An intellectual on the throne

Al-Rashid was succeeded by his son al-Ma’mun. During his reign, the library entered a period of unprecedented prosperity. It was caused by two reasons. Firstly, al-Ma’mun was an even greater and more knowledgeable patron of learning than his father. Secondly, Abbasid society, especially rich merchants and army officers, began to appreciate knowledge and consider it a matter of prestige to be well-learned.

Under al-Ma’mun, the House of Wisdom turned into an incomparable center for all the fields of human knowledge, from mathematics and chemistry to geography, zoology and poetry. Astronomical observatories were set up. Arab scholars became familiar with ancient Greek and Indian wisdom, including philosophers such as Plato and Aristotle (Greek philosophy was called “philosophy of the ancients” by Muslim scholars), mathematicians like Pythagoras, Euclid, Aryabhata and Brahmagupta, physicians like Hippocrates, Sushruta and Charaka, as well as the luminaries from the late Roman period such as  Plotinus or Galen.

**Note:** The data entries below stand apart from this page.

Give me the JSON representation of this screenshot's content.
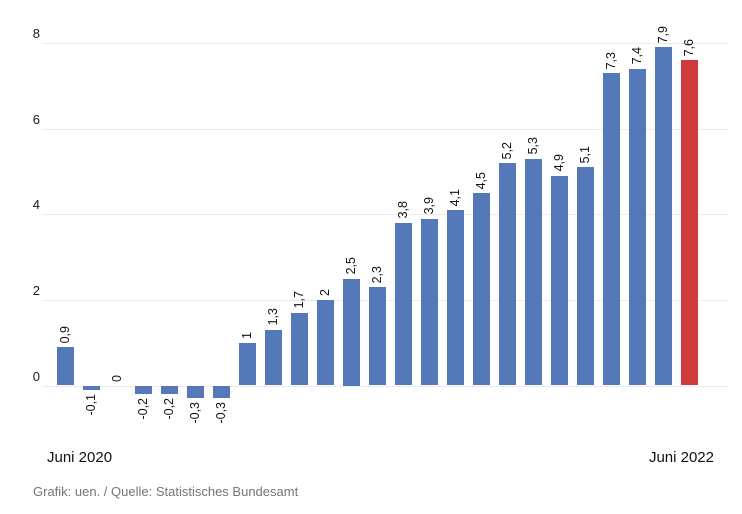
{
  "chart_data": {
    "type": "bar",
    "title": "",
    "values": [
      0.9,
      -0.1,
      0,
      -0.2,
      -0.2,
      -0.3,
      -0.3,
      1,
      1.3,
      1.7,
      2,
      2.5,
      2.3,
      3.8,
      3.9,
      4.1,
      4.5,
      5.2,
      5.3,
      4.9,
      5.1,
      7.3,
      7.4,
      7.9,
      7.6
    ],
    "value_labels": [
      "0,9",
      "-0,1",
      "0",
      "-0,2",
      "-0,2",
      "-0,3",
      "-0,3",
      "1",
      "1,3",
      "1,7",
      "2",
      "2,5",
      "2,3",
      "3,8",
      "3,9",
      "4,1",
      "4,5",
      "5,2",
      "5,3",
      "4,9",
      "5,1",
      "7,3",
      "7,4",
      "7,9",
      "7,6"
    ],
    "highlight_index": 24,
    "bar_color": "#5478b8",
    "highlight_color": "#cf3a3c",
    "yticks": [
      0,
      2,
      4,
      6,
      8
    ],
    "ylim": [
      -0.5,
      8.2
    ],
    "grid": true,
    "legend": "none",
    "x_axis": {
      "left_label": "Juni 2020",
      "right_label": "Juni 2022"
    },
    "footer": "Grafik: uen. / Quelle: Statistisches Bundesamt"
  }
}
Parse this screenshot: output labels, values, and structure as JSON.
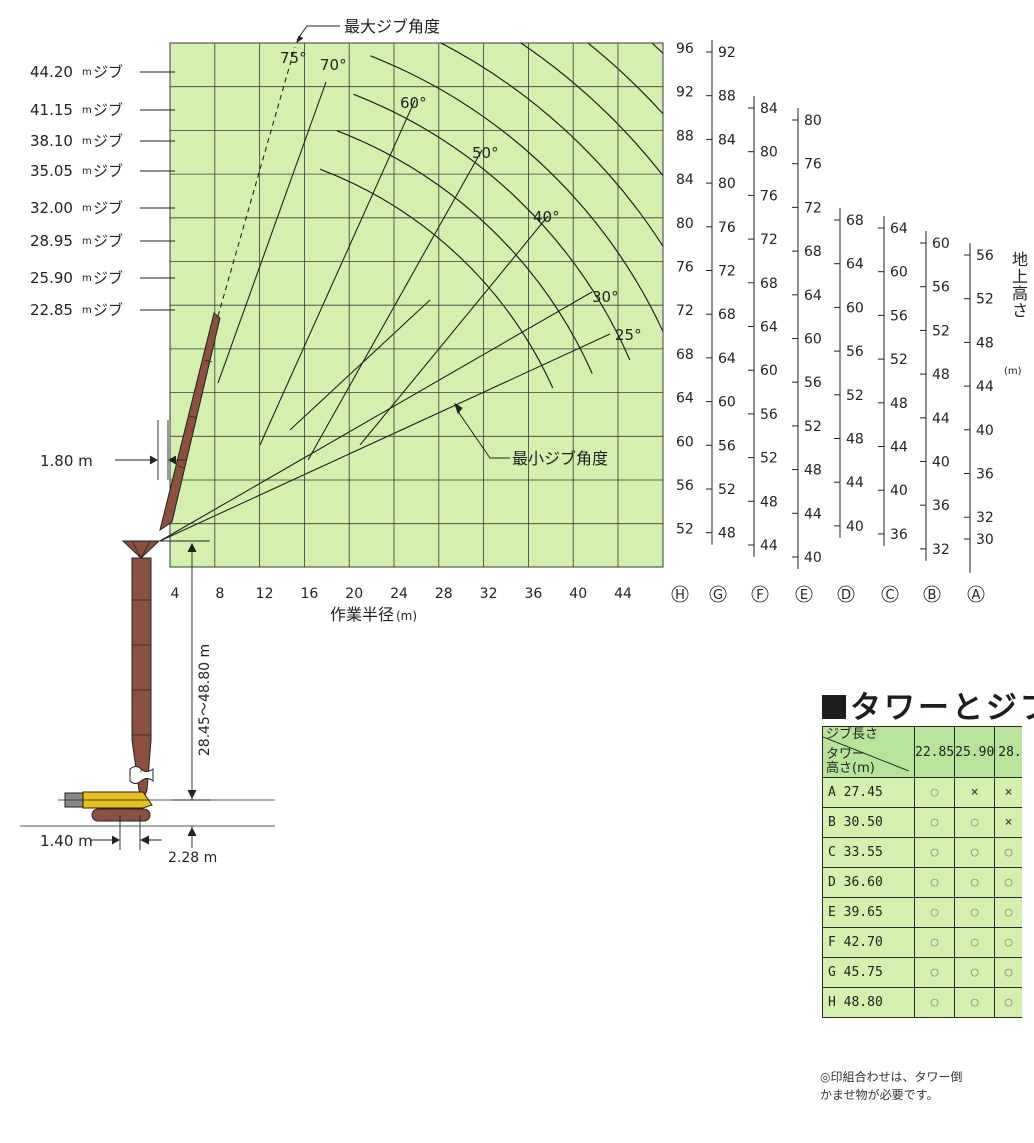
{
  "top_label": "最大ジブ角度",
  "min_angle_label": "最小ジブ角度",
  "xaxis_title": "作業半径",
  "xaxis_unit": "(m)",
  "x_ticks": [
    "4",
    "8",
    "12",
    "16",
    "20",
    "24",
    "28",
    "32",
    "36",
    "40",
    "44"
  ],
  "jib_labels": [
    {
      "value": "44.20",
      "unit": "m",
      "name": "ジブ"
    },
    {
      "value": "41.15",
      "unit": "m",
      "name": "ジブ"
    },
    {
      "value": "38.10",
      "unit": "m",
      "name": "ジブ"
    },
    {
      "value": "35.05",
      "unit": "m",
      "name": "ジブ"
    },
    {
      "value": "32.00",
      "unit": "m",
      "name": "ジブ"
    },
    {
      "value": "28.95",
      "unit": "m",
      "name": "ジブ"
    },
    {
      "value": "25.90",
      "unit": "m",
      "name": "ジブ"
    },
    {
      "value": "22.85",
      "unit": "m",
      "name": "ジブ"
    }
  ],
  "angle_labels": [
    "75°",
    "70°",
    "60°",
    "50°",
    "40°",
    "30°",
    "25°"
  ],
  "height_scales": [
    {
      "id": "H",
      "ticks": [
        "96",
        "92",
        "88",
        "84",
        "80",
        "76",
        "72",
        "68",
        "64",
        "60",
        "56",
        "52"
      ]
    },
    {
      "id": "G",
      "ticks": [
        "92",
        "88",
        "84",
        "80",
        "76",
        "72",
        "68",
        "64",
        "60",
        "56",
        "52",
        "48"
      ]
    },
    {
      "id": "F",
      "ticks": [
        "84",
        "80",
        "76",
        "72",
        "68",
        "64",
        "60",
        "56",
        "52",
        "48",
        "44"
      ]
    },
    {
      "id": "E",
      "ticks": [
        "80",
        "76",
        "72",
        "68",
        "64",
        "60",
        "56",
        "52",
        "48",
        "44",
        "40"
      ]
    },
    {
      "id": "D",
      "ticks": [
        "68",
        "64",
        "60",
        "56",
        "52",
        "48",
        "44",
        "40"
      ]
    },
    {
      "id": "C",
      "ticks": [
        "64",
        "60",
        "56",
        "52",
        "48",
        "44",
        "40",
        "36"
      ]
    },
    {
      "id": "B",
      "ticks": [
        "60",
        "56",
        "52",
        "48",
        "44",
        "40",
        "36",
        "32"
      ]
    },
    {
      "id": "A",
      "ticks": [
        "56",
        "52",
        "48",
        "44",
        "40",
        "36",
        "32",
        "30"
      ]
    }
  ],
  "height_axis_label": "地上高さ",
  "height_axis_unit": "(m)",
  "dimensions": {
    "offset": "1.80",
    "tower_range": "28.45～48.80",
    "base_left": "1.40",
    "base_right": "2.28",
    "unit": "m"
  },
  "table": {
    "title": "タワーとジブ",
    "corner_top": "ジブ長さ",
    "corner_bottom_1": "タワー",
    "corner_bottom_2": "高さ(m)",
    "columns": [
      "22.85",
      "25.90",
      "28."
    ],
    "rows": [
      {
        "label": "A 27.45",
        "cells": [
          "○",
          "×",
          "×"
        ]
      },
      {
        "label": "B 30.50",
        "cells": [
          "○",
          "○",
          "×"
        ]
      },
      {
        "label": "C 33.55",
        "cells": [
          "○",
          "○",
          "○"
        ]
      },
      {
        "label": "D 36.60",
        "cells": [
          "○",
          "○",
          "○"
        ]
      },
      {
        "label": "E 39.65",
        "cells": [
          "○",
          "○",
          "○"
        ]
      },
      {
        "label": "F 42.70",
        "cells": [
          "○",
          "○",
          "○"
        ]
      },
      {
        "label": "G 45.75",
        "cells": [
          "○",
          "○",
          "○"
        ]
      },
      {
        "label": "H 48.80",
        "cells": [
          "○",
          "○",
          "○"
        ]
      }
    ],
    "note_1": "◎印組合わせは、タワー倒",
    "note_2": "かませ物が必要です。"
  },
  "colors": {
    "chart_bg": "#d3f0ae",
    "grid": "#3a3a3a",
    "tower": "#8a5040",
    "base_yellow": "#e8c020"
  }
}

The sultan often visited the House of Wisdom to check up on his favorite scientists. Since he was an intellectual himself, he organized learned men into research groups for various projects, such as determining the size of the Earth or drawing the world map. A proto-archeologist, al-Ma’mun went to Giza in Egypt and personally participated in excavations of the pyramids.

From algebra to automata

Several scholars in the House of Wisdom earned a place in world history because of their contributions to philosophy, sciences or arts.

Perhaps the greatest among them was Al-Khwarizmi (c.780-850 AD). This mathematician, astronomer and geographer made epochal contributions to algebra, a part of mathematics named after one of his calculating methods. What is more, the word algorithm was coined after the Latinized version of his name!

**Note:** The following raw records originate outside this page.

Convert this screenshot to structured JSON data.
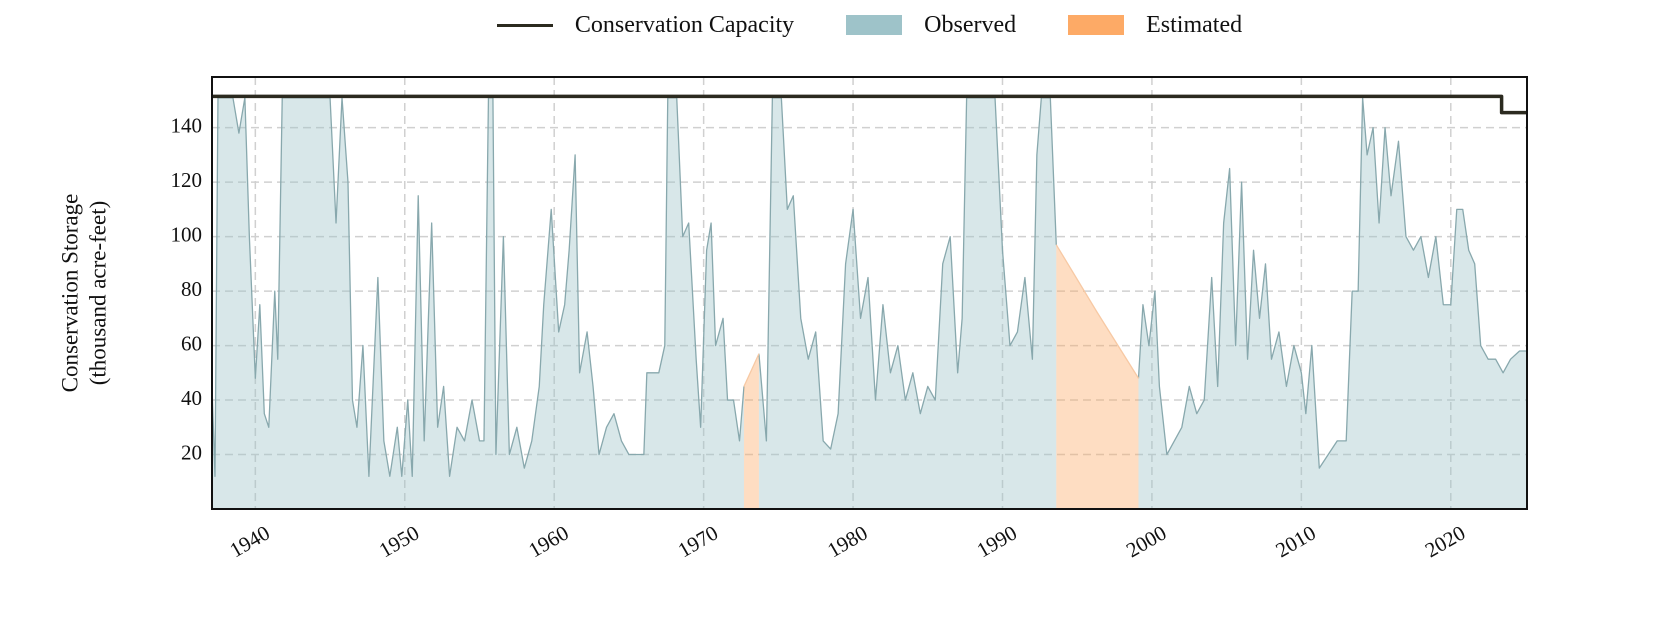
{
  "chart_data": {
    "type": "line",
    "ylabel": [
      "Conservation Storage",
      "(thousand acre-feet)"
    ],
    "xlim": [
      1937.1,
      2025.1
    ],
    "ylim": [
      0,
      158.6
    ],
    "xticks": [
      1940,
      1950,
      1960,
      1970,
      1980,
      1990,
      2000,
      2010,
      2020
    ],
    "yticks": [
      20,
      40,
      60,
      80,
      100,
      120,
      140
    ],
    "grid": true,
    "legend": "top",
    "x": [
      1937.1,
      1937.3,
      1937.5,
      1938.5,
      1938.9,
      1939.3,
      1939.6,
      1940.0,
      1940.3,
      1940.6,
      1940.9,
      1941.3,
      1941.5,
      1941.8,
      1945.0,
      1945.4,
      1945.8,
      1946.2,
      1946.5,
      1946.8,
      1947.2,
      1947.6,
      1948.2,
      1948.6,
      1949.0,
      1949.5,
      1949.8,
      1950.2,
      1950.5,
      1950.9,
      1951.3,
      1951.8,
      1952.2,
      1952.6,
      1953.0,
      1953.5,
      1954.0,
      1954.5,
      1955.0,
      1955.3,
      1955.6,
      1955.9,
      1956.1,
      1956.6,
      1957.0,
      1957.5,
      1958.0,
      1958.5,
      1959.0,
      1959.3,
      1959.8,
      1960.3,
      1960.7,
      1961.0,
      1961.4,
      1961.7,
      1962.2,
      1962.6,
      1963.0,
      1963.5,
      1964.0,
      1964.5,
      1965.0,
      1965.5,
      1966.0,
      1966.2,
      1967.0,
      1967.4,
      1967.6,
      1968.2,
      1968.6,
      1969.0,
      1969.5,
      1969.8,
      1970.2,
      1970.5,
      1970.8,
      1971.3,
      1971.6,
      1972.0,
      1972.4,
      1972.7,
      1973.2,
      1973.7,
      1974.2,
      1974.6,
      1975.2,
      1975.6,
      1976.0,
      1976.5,
      1977.0,
      1977.5,
      1978.0,
      1978.5,
      1979.0,
      1979.5,
      1980.0,
      1980.5,
      1981.0,
      1981.5,
      1982.0,
      1982.5,
      1983.0,
      1983.5,
      1984.0,
      1984.5,
      1985.0,
      1985.5,
      1986.0,
      1986.5,
      1987.0,
      1987.3,
      1987.6,
      1989.5,
      1990.0,
      1990.5,
      1991.0,
      1991.5,
      1992.0,
      1992.3,
      1992.6,
      1993.2,
      1993.6,
      1996.3,
      1999.1,
      1999.4,
      1999.8,
      2000.2,
      2000.5,
      2001.0,
      2001.5,
      2002.0,
      2002.5,
      2003.0,
      2003.5,
      2004.0,
      2004.4,
      2004.8,
      2005.2,
      2005.6,
      2006.0,
      2006.4,
      2006.8,
      2007.2,
      2007.6,
      2008.0,
      2008.5,
      2009.0,
      2009.5,
      2010.0,
      2010.3,
      2010.7,
      2011.2,
      2011.8,
      2012.4,
      2013.0,
      2013.4,
      2013.8,
      2014.1,
      2014.4,
      2014.8,
      2015.2,
      2015.6,
      2016.0,
      2016.5,
      2017.0,
      2017.5,
      2018.0,
      2018.5,
      2019.0,
      2019.5,
      2020.0,
      2020.4,
      2020.8,
      2021.2,
      2021.6,
      2022.0,
      2022.5,
      2023.0,
      2023.5,
      2024.0,
      2024.6,
      2025.1
    ],
    "series": [
      {
        "name": "Conservation Capacity",
        "kind": "line",
        "color": "#2b2a1f",
        "x": [
          1937.1,
          2023.4,
          2023.4,
          2025.1
        ],
        "values": [
          151.5,
          151.5,
          145.5,
          145.5
        ]
      },
      {
        "name": "Observed",
        "kind": "area",
        "color": "#9ec3c9",
        "edgecolor": "#88a8ad",
        "values": [
          45,
          12,
          151,
          151,
          138,
          151,
          100,
          48,
          75,
          35,
          30,
          80,
          55,
          151,
          151,
          105,
          151,
          120,
          40,
          30,
          60,
          12,
          85,
          25,
          12,
          30,
          12,
          40,
          12,
          115,
          25,
          105,
          30,
          45,
          12,
          30,
          25,
          40,
          25,
          25,
          151,
          151,
          20,
          100,
          20,
          30,
          15,
          25,
          45,
          75,
          110,
          65,
          75,
          95,
          130,
          50,
          65,
          45,
          20,
          30,
          35,
          25,
          20,
          20,
          20,
          50,
          50,
          60,
          151,
          151,
          100,
          105,
          55,
          30,
          95,
          105,
          60,
          70,
          40,
          40,
          25,
          45,
          null,
          57,
          25,
          151,
          151,
          110,
          115,
          70,
          55,
          65,
          25,
          22,
          35,
          90,
          110,
          70,
          85,
          40,
          75,
          50,
          60,
          40,
          50,
          35,
          45,
          40,
          90,
          100,
          50,
          70,
          151,
          151,
          95,
          60,
          65,
          85,
          55,
          130,
          151,
          151,
          97,
          null,
          48,
          75,
          60,
          80,
          45,
          20,
          25,
          30,
          45,
          35,
          40,
          85,
          45,
          105,
          125,
          60,
          120,
          55,
          95,
          70,
          90,
          55,
          65,
          45,
          60,
          50,
          35,
          60,
          15,
          20,
          25,
          25,
          80,
          80,
          151,
          130,
          140,
          105,
          140,
          115,
          135,
          100,
          95,
          100,
          85,
          100,
          75,
          75,
          110,
          110,
          95,
          90,
          60,
          55,
          55,
          50,
          55,
          58,
          58
        ]
      },
      {
        "name": "Estimated",
        "kind": "area",
        "color": "#fdaa66",
        "edgecolor": "#f7c9a4",
        "values": [
          null,
          null,
          null,
          null,
          null,
          null,
          null,
          null,
          null,
          null,
          null,
          null,
          null,
          null,
          null,
          null,
          null,
          null,
          null,
          null,
          null,
          null,
          null,
          null,
          null,
          null,
          null,
          null,
          null,
          null,
          null,
          null,
          null,
          null,
          null,
          null,
          null,
          null,
          null,
          null,
          null,
          null,
          null,
          null,
          null,
          null,
          null,
          null,
          null,
          null,
          null,
          null,
          null,
          null,
          null,
          null,
          null,
          null,
          null,
          null,
          null,
          null,
          null,
          null,
          null,
          null,
          null,
          null,
          null,
          null,
          null,
          null,
          null,
          null,
          null,
          null,
          null,
          null,
          null,
          null,
          null,
          45,
          51,
          57,
          null,
          null,
          null,
          null,
          null,
          null,
          null,
          null,
          null,
          null,
          null,
          null,
          null,
          null,
          null,
          null,
          null,
          null,
          null,
          null,
          null,
          null,
          null,
          null,
          null,
          null,
          null,
          null,
          null,
          null,
          null,
          null,
          null,
          null,
          null,
          null,
          null,
          null,
          97,
          72.5,
          48,
          null,
          null,
          null,
          null,
          null,
          null,
          null,
          null,
          null,
          null,
          null,
          null,
          null,
          null,
          null,
          null,
          null,
          null,
          null,
          null,
          null,
          null,
          null,
          null,
          null,
          null,
          null,
          null,
          null,
          null,
          null,
          null,
          null,
          null,
          null,
          null,
          null,
          null,
          null,
          null,
          null,
          null,
          null,
          null,
          null,
          null,
          null,
          null,
          null,
          null,
          null,
          null,
          null,
          null,
          null,
          null,
          null,
          null
        ]
      }
    ]
  }
}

Ya’qub ibn Ishaq al-Kindi (c.801-873 AD), hailed as the “father of Islamic or Arabic philosophy”, made important contributions to many sciences, from optics to code breaking. As an opponent of alchemy, he showed that the transformation of base metals into gold was nothing but a myth.

The three Banu Musa brothers (c.803-873) were masters of applied sciences. Their Book of Ingenious Devices describes one hundred inventions, which include innovative technologies and automatic machines, mostly operated by water pressure and more advanced than ancient Greek devices.

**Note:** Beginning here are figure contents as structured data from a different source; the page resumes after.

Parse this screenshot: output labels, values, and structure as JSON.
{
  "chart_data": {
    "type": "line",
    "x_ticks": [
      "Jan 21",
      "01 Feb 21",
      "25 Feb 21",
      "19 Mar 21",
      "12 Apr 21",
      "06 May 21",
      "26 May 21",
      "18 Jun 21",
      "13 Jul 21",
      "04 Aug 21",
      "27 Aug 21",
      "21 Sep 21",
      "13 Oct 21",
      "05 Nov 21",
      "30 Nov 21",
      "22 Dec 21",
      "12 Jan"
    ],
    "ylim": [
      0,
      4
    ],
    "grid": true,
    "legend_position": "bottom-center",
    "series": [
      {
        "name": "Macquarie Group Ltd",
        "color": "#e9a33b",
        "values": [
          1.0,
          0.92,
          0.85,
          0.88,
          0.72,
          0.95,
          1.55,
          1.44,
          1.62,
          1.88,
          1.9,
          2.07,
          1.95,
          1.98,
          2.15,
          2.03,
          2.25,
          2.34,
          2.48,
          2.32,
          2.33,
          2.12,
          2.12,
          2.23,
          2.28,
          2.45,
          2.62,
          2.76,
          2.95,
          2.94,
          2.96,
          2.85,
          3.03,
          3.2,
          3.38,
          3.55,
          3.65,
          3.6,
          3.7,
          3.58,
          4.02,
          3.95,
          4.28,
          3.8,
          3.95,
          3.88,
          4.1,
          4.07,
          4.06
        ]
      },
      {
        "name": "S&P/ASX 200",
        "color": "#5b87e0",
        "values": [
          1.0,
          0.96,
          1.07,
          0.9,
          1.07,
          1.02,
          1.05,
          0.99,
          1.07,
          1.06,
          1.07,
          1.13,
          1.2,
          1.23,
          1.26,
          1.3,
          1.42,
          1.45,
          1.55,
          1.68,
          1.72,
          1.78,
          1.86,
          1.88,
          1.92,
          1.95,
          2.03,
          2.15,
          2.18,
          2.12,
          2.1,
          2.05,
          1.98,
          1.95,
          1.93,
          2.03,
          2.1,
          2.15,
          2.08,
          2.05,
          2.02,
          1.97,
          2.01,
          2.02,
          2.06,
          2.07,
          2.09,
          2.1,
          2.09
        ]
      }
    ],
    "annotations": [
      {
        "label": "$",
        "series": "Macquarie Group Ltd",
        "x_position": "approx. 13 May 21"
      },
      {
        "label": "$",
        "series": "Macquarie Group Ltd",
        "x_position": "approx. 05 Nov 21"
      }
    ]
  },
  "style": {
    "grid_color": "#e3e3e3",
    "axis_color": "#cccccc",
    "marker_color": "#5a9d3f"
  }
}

Their achievements would probably be impossible without the translations from Farsi, Greek, Latin, Syriac, Aramaic, Hebrew, Sankrit and other languages. Known as “Sheikh of the translators”, Hunayn ibn Ishaq (809–873) translated 116 works into Arabic.

During the lifetimes of these great men, Baghdad turned into a magnet of civilization, pulling towards itself the best that the Arab and Persian world could offer in philosophy and science. The learned society within its walls included scientists, alchemists, writers and copyists. It was similar to today’s universities, although there was no formal teaching. What is more, the learned men in the House of Wisdom usually did practical work in Baghdad, designing buildings and civil engineering projects or being useful in their areas of expertise like medicine or politics.

Blood and ink

It was already in the 9th century that the House of Wisdom became the biggest book repository in the world. For almost five hundred years, this incredible library kept growing. It is not known how many manuscripts there were in the House of Wisdom in the 13th century, when the Mongols made the river flow with ink. The number must have been huge, however, since the scholar Nasir al-Din al-Tusi managed to rescue almost half a million texts before the siege.

The library was not the only inestimable loss during that fateful week. It was written that the river was red from the blood of the scientists, philosophers and scholars murdered by the Mongols.

Comparable to such revered modern institutions as Bibliothéque nationale in Paris or the Library of Congress in Washington D.C., the House of Wisdom was a magnificent academy where the most intelligent and learned men of the Islamic world came together for discussions on all kinds of subjects. It should be remembered as one of the greatest pinnacles of culture in human history.